Near mile marker 14 in Anahola, a bright orange building with a hand-made sign portrays a blossoming Hawaiian woman. She’s holding a glass of green juice in one hand and a basket of fruit in the other. Kalalea Juice Hale is painted over Kalalea Mountain and a small sign reads, “Local, Fresh, Organic.” It’s like a colorful oasis in the desert because when it comes to eating in Anahola, there are few healthy options.

“We are starting to turn the table on health and it’s really needed in my hometown of Anahola,” says owner Carla Contrades-Barrett, whose family spans three generations and participates in the Hawaiian Home Lands program. That family history may be why the service, food and location are saturated in good old-fashioned aloha.

Before opening the juice hale, Contrades-Barrett’s family ran a popular huli huli chicken stand. For 30 years, her mother, Kuini Contrades, made and sold lei during the spring and summer, and now she continues the tradition. Contrades-Barrett’s husband, Lopaka Barrett, is a professional builder who remodeled old buildings on the property to continue the family’s food legacy.

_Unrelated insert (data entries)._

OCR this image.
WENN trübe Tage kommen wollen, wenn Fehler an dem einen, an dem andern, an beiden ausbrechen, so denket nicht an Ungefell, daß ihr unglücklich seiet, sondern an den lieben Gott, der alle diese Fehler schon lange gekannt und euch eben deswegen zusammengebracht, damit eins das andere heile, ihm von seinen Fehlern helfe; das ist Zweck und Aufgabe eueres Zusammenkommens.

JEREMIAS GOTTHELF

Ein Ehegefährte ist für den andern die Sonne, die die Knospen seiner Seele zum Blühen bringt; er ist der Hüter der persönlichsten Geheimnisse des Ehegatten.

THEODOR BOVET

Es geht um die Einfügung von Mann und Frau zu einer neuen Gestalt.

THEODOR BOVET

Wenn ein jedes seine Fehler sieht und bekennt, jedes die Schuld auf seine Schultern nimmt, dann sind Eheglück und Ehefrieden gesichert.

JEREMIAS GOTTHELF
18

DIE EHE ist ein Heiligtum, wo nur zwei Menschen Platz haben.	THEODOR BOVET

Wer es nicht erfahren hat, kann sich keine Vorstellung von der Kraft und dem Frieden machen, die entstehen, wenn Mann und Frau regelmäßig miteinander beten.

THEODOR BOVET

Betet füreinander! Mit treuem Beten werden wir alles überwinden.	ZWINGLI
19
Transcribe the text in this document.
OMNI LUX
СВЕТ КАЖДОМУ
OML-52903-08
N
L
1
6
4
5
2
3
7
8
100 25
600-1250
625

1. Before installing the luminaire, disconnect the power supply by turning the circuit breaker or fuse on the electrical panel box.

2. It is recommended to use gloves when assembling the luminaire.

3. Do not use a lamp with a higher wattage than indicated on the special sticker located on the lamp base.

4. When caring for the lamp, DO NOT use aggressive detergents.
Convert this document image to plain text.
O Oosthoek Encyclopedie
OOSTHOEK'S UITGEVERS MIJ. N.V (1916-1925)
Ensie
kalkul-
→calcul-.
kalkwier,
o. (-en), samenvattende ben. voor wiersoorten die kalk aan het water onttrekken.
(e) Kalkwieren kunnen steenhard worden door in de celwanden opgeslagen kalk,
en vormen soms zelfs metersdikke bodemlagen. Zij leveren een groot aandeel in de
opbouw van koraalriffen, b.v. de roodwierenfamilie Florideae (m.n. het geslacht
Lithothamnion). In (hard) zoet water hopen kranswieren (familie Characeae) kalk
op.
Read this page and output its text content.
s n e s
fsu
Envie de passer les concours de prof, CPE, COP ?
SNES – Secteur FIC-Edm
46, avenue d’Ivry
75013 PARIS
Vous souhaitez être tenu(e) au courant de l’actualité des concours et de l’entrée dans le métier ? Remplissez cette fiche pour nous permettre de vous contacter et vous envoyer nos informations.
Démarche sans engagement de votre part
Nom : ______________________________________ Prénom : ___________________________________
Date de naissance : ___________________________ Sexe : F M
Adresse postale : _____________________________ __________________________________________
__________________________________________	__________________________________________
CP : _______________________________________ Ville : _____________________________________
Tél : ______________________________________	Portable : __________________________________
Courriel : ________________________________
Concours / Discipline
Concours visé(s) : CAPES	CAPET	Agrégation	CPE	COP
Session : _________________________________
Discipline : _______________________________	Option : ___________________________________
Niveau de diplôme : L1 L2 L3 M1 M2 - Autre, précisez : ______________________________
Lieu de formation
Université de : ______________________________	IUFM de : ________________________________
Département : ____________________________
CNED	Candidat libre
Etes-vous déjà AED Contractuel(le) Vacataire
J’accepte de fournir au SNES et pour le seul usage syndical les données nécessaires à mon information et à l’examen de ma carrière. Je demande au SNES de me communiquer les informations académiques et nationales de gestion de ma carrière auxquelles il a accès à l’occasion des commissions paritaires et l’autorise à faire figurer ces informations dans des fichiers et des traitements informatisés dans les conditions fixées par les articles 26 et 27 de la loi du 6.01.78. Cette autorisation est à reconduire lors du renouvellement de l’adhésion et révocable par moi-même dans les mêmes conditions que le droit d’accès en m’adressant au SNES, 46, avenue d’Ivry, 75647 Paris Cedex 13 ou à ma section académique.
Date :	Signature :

Contrades-Barrett opened the shop in September as an endowment for her sons, Chatson and Kawai. Chatson Barrett, who’s been a private chef for three years, makes cold-pressed juices, smoothies, açaí bowls and coffee. His girlfriend, Robyn Curley, is the taste tester who also makes juices and serves customers.

“We are making history right now,” says Barrett. “We are the first juice bar in Anahola to serve all organic ingredients.”

Keiki don’t care if it’s healthy, they just think it tastes good. Three white picnic tables with orange umbrellas are tucked alongside the driveway loop. At one, a woman opens her laptop to use the free WiFi while a young mother feeds her diaper-clad son. The only thing that remains of his açaí bowl is a purple O-ring surrounding his mouth.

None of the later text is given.